In peripheral blood the majority of circulating monocytes present a CD14(high)CD16(-) (CD14(++)) phenotype, while a subpopulation shows a CD14(low)CD16(+) (CD14(+)CD16(+)) surface expression. During haemodialysis (HD) using cellulosic membranes transient leukopenia occurs. In contrast, synthetic biocompatible membranes do not induce this effect. We compared the sequestration kinetics for the CD14(+)CD16(+) and CD14(++) monocyte subsets during haemodialysis using biocompatible dialysers.
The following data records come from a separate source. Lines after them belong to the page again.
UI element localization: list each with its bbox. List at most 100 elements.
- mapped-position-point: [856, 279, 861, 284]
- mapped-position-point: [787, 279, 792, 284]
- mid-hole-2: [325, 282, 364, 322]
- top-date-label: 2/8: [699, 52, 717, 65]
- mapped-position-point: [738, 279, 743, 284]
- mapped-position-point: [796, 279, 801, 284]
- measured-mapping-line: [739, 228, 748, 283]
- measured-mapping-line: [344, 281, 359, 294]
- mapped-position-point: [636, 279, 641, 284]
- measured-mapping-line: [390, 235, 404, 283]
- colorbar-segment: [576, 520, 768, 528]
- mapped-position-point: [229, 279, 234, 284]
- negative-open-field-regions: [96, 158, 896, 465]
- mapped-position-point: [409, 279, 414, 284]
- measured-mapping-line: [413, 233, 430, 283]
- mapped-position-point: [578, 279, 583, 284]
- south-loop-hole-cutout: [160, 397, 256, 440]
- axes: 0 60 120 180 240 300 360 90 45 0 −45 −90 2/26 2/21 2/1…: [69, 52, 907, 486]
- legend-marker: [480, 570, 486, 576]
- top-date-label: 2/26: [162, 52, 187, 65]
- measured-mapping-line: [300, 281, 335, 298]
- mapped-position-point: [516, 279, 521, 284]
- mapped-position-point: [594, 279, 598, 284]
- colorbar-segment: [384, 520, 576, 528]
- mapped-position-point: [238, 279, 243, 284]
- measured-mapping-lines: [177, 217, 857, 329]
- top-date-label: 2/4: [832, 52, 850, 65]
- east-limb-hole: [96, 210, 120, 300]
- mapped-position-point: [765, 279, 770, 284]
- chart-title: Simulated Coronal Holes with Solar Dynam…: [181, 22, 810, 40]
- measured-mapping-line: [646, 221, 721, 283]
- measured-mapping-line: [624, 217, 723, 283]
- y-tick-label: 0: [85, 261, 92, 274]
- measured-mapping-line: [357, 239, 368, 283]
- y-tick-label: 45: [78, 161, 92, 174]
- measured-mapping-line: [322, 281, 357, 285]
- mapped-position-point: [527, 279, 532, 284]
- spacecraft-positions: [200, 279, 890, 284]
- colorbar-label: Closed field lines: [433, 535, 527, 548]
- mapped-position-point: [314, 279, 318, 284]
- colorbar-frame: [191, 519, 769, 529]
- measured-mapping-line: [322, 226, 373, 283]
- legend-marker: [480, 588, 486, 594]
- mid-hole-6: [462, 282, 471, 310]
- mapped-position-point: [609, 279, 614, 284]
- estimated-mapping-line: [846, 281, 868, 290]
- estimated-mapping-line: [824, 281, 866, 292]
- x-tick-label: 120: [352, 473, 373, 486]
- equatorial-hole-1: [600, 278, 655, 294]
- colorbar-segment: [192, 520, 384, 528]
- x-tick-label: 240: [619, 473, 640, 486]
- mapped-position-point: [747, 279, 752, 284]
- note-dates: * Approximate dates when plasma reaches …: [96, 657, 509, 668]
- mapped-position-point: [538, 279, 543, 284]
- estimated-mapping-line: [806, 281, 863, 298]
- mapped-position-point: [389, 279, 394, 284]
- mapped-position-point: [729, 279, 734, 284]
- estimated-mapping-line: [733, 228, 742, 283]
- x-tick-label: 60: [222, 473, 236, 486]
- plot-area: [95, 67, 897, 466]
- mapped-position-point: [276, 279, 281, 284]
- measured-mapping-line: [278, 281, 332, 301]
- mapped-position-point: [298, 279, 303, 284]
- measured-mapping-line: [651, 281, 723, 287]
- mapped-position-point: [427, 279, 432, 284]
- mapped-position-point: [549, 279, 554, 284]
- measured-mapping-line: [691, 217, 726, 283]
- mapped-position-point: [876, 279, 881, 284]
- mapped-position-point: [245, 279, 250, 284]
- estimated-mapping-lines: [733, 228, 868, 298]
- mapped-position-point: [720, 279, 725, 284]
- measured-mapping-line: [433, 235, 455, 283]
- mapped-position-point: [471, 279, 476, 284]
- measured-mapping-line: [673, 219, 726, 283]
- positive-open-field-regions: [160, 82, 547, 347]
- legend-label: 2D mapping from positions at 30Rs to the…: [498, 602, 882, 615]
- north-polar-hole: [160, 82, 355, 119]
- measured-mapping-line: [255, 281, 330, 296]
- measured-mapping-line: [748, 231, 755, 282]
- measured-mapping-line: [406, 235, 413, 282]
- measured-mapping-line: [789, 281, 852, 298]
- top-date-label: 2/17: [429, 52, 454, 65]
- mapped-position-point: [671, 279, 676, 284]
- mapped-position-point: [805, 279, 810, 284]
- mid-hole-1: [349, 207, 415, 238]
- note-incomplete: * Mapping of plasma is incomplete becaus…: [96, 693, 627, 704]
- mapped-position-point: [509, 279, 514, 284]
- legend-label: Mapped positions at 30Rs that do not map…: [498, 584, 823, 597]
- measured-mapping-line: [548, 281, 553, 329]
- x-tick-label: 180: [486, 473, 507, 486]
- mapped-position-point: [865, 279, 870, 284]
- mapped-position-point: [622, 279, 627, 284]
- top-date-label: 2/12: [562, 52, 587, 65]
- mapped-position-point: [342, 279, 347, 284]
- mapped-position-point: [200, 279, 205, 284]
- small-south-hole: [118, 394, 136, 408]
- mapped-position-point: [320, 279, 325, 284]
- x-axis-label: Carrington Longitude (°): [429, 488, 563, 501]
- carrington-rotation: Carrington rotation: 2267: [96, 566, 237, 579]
Significant monocytopenia, as measured by the leucocyte count, occurred only during the first 30 min. However, remarkable differences were observed between the different monocyte subsets. CD14(++) monocyte numbers dropped to 77 +/- 13% of the predialysis level after 15 min, increasing to greater than or equal to 93% after 60 min. In contrast, the CD14(+)CD16(+) subset decreased to 33 +/- 15% at 30 min and remained suppressed for the course of dialysis (67 +/- 11% at 240 min). Approximately 6 h after the end of HD the CD14(+)CD16(+) cells returned to basal levels. Interestingly, the CD14(+)CD16(+) monocytes did not show rebound monocytosis while a slight monocytosis of CD14(++) monocytes was occasionally observed during HD. A decline in CD11c surface density paralleled the sequestration of CD14(+)CD16(+) monocytes. Basal surface densities of important adhesion receptors differed significantly between the CD14(+)CD16(+) and CD14(++) subsets. In conclusion, during HD the CD14(+)CD16(+) subset revealed different sequestration kinetics, with a more pronounced and longer disappearance from the blood circulation, compared with CD14(++) monocytes. This sequestration kinetics may be due to a distinct surface expression of major adhesion receptors which facilitate leucocyte-leucocyte, as well as leucocyte-endothelial, interactions.